Гальваническая ванна была в отдельной пристройке. Там резко пахло хлором. Рабочий, стоявший возле нее, был в респираторе, который вряд ли спасал его от ядовитых испарений. Андре предостерег Рене:

— Тут долго не задерживайся. Знаешь, что в ванне этой? Какой раствор?

— Нет.

— Цианистый калий. Тот, которым люди травятся. И хлор вдобавок. Знаешь, что самое трудное было в нашем деле? — И объяснил: — Лицензию на работу с цианидом калия получить. Этой ванной весь город отравить можно. Вот на какой воде золото наше замешено. А это два электрода. Один — изделие, а другой — слиток золота. Видишь, как он тает? Растворяется.

— Не жалко?

— Так на изделиях все и оседает. Куда ему деваться? Что его жалеть вообще — металл, как все прочие?.. Вытаскивай, — сказал он работнику. — Уже, небось, вдвое осело. Чего ждешь?

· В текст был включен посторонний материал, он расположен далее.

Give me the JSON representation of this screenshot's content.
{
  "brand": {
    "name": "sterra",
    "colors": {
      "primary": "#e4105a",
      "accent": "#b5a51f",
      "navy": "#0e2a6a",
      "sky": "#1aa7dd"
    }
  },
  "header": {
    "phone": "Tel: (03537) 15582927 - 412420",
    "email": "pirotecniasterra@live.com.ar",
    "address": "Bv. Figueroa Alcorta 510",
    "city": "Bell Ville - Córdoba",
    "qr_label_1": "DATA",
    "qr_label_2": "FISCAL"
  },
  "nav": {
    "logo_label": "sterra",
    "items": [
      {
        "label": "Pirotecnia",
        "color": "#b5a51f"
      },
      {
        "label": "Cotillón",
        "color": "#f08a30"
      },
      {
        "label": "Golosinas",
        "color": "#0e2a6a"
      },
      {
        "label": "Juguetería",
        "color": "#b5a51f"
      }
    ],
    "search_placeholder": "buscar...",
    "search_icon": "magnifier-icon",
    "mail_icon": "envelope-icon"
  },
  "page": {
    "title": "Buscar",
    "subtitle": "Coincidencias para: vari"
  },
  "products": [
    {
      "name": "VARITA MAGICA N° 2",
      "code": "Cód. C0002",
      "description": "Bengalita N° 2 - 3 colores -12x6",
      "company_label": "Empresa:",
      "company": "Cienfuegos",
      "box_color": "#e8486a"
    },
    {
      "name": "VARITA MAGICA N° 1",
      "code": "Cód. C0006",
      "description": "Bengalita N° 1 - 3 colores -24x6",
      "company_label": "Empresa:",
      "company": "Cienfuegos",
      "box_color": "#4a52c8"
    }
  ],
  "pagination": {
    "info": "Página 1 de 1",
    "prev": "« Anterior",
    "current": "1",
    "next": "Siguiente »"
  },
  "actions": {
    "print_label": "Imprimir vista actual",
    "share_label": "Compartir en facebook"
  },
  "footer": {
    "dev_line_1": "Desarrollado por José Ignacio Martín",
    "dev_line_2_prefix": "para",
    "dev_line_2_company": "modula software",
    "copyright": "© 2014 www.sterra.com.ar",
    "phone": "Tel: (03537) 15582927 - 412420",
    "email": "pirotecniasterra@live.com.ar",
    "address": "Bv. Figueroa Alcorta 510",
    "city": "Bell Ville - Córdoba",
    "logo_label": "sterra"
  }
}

— Вроде хозяин — при нем не распоряжаются.

— Я тут при чем? Ты здесь начальник… В работе нет хозяина. Хозяин после работы начинается…

Они вернулись в мастерскую.

— Понравилось? — спросил Андре.

— Понравилось.

— А что так неуверенно говоришь?

— Не знаю. Не привыкла еще.

— Привыкай. Тут ничего хитрого. Работай со всеми да живи в свое удовольствие. Верно, Сюзанна? — Он то и дело возвращался к жене — как к печке, от которой танцуют. — Отец твой не хочет жить, как все, а я другого и не мыслю. И не хочу ни над чем задумываться. Потому как во многих мыслях многие печали… Ну что? Какие вопросы еще?

Рене не знала что сказать, оглянулась, спросила:

— Золото кругом лежит, брусочками. Никто не возьмет?

Неизвестно почему она задала этот неискренний вопрос — за неимением других, видно. Андре он не понравился. Лицо его построжело.

— Кому брать?.. Все свои, работяги — они не воруют, — а слесарь, стоявший рядом, пояснил:

— Своруешь на тысячу, потеряешь на десять. Работа важнее золота. Выгонят — никуда потом не устроишься…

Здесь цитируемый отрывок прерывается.